JUAN GONZALEZ: So, in essence, this new report confirms your concerns expressed earlier. Now also, as I understand it, BP’s — of its total worldwide production, only about ten percent of it comes from the Gulf, so, in essence, it has segregated its liability, in terms of this compensation fund, just for that oil revenue coming from the Gulf of Mexico.

TYSON SLOCUM: Exactly. And this is what we were afraid of. We see corporations do this all the time, where they have sprawling operations, thousands of subsidiaries, and whenever one component of the company has a problem, they isolate that entity legally from the rest of the corporation. And that’s exactly what BP has done here. They had a huge liability with the Gulf disaster, and BP entered into a voluntary agreement with the Obama administration to isolate that liability only in its Gulf of Mexico operations, leaving the rest of this enormously profitable and powerful corporation completely intact.
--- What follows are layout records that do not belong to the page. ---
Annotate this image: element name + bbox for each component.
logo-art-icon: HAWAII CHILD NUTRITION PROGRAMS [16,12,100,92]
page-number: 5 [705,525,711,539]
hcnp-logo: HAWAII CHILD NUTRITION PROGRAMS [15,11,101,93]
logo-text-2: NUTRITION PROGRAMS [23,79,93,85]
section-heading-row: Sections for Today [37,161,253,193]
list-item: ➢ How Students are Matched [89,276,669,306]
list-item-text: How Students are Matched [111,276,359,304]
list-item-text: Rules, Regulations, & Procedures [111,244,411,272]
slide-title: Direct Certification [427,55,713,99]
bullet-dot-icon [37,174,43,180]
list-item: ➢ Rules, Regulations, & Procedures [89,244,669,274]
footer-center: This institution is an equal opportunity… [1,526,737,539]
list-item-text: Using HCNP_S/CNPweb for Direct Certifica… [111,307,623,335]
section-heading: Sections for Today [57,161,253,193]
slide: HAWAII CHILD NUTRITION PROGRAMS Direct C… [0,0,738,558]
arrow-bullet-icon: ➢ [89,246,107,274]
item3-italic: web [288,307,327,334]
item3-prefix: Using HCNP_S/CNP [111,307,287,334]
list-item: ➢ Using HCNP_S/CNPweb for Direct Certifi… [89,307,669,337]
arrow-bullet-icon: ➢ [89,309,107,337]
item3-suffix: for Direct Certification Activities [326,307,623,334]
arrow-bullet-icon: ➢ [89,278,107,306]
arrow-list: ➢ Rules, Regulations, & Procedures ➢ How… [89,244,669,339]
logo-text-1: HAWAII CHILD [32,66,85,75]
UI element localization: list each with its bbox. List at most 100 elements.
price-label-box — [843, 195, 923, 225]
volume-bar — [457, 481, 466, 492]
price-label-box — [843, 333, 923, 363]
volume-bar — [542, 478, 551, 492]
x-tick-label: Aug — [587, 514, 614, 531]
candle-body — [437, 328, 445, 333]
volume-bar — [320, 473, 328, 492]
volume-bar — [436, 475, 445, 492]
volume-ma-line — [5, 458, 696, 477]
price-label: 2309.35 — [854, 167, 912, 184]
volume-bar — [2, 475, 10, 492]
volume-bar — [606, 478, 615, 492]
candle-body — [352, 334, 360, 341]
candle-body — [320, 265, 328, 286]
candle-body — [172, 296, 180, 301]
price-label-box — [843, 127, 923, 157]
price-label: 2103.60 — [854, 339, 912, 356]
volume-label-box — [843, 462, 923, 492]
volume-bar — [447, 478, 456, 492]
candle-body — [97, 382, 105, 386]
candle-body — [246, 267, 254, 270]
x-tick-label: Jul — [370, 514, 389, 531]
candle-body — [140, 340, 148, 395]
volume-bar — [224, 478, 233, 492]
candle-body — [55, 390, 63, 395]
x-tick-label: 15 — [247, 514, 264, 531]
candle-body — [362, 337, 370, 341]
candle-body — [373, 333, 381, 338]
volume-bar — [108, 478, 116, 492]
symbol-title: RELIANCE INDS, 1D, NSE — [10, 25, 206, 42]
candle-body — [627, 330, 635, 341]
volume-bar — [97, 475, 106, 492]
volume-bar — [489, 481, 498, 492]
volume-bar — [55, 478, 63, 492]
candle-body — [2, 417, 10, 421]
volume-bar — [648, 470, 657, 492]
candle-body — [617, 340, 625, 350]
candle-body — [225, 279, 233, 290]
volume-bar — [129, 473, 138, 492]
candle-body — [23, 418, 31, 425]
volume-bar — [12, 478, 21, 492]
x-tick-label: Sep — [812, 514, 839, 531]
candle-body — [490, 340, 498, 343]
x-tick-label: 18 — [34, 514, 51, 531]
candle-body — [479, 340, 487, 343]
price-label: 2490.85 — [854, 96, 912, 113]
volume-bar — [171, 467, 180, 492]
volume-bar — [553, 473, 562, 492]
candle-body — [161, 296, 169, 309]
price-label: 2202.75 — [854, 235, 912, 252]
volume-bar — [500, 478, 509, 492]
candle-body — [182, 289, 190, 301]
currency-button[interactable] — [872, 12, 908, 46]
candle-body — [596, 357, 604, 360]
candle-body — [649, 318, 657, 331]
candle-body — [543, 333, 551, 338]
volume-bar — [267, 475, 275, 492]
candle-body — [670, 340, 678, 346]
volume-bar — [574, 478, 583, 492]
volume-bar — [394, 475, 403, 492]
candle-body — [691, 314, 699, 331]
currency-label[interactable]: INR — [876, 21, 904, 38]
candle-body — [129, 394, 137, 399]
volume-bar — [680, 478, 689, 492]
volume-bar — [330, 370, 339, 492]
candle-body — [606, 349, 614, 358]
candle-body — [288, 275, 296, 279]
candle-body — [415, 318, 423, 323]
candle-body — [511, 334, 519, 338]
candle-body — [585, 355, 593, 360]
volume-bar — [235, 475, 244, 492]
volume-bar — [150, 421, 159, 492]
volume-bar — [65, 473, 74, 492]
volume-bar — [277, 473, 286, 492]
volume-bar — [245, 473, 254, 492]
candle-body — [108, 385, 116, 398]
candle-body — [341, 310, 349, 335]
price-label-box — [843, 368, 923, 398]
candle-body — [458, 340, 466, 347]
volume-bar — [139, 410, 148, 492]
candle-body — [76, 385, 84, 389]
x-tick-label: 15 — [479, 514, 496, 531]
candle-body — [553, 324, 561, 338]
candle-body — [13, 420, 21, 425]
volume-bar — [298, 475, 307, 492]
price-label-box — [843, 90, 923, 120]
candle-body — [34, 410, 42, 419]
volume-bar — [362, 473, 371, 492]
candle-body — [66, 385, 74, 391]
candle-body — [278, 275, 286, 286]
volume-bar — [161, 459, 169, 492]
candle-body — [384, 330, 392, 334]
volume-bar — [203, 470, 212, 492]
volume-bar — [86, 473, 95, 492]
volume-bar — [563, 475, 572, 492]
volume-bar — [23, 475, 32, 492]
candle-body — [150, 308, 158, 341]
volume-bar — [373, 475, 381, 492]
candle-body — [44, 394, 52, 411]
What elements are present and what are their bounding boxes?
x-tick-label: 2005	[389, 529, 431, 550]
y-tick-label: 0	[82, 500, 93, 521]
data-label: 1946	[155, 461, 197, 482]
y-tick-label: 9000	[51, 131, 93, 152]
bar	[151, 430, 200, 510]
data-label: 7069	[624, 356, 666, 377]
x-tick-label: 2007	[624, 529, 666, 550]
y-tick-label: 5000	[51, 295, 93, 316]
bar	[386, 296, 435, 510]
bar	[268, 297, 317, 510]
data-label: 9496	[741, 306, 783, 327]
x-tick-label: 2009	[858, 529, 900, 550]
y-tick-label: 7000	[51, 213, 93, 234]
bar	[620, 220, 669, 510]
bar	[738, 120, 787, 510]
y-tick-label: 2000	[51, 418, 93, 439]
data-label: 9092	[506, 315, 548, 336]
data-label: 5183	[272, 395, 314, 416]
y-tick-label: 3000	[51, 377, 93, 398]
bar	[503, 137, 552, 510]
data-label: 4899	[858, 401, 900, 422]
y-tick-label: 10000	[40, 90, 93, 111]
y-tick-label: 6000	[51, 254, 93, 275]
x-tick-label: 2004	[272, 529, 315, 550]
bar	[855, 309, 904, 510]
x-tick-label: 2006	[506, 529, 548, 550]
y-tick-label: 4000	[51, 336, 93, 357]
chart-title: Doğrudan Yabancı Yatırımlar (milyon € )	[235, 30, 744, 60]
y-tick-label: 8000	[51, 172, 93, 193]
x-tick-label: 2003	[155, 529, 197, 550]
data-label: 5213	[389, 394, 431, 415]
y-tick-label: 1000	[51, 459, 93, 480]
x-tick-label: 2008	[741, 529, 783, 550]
And we’re not seeking an end to BP, but we need to make sure that BP lives up to its pledge that it pays all money that is owed and that it makes everything right for the harm that it created in the Gulf. It is going to take generations and tens of billions, maybe even hundreds of billions, of dollars to try and restore the Gulf. And by only entering into an agreement with an isolated subsidiary of BP that only is engaged in offshore drilling in the Gulf of Mexico, we’ve really put ourselves at a disadvantage. We need to get access to all of BP’s assets, so that we can have a diverse array of assets to draw upon to pay what is owed the American people.

JUAN GONZALEZ: Well, I want to thank you for being with us, Tyson Slocum, the director of Public Citizen’s Energy Program.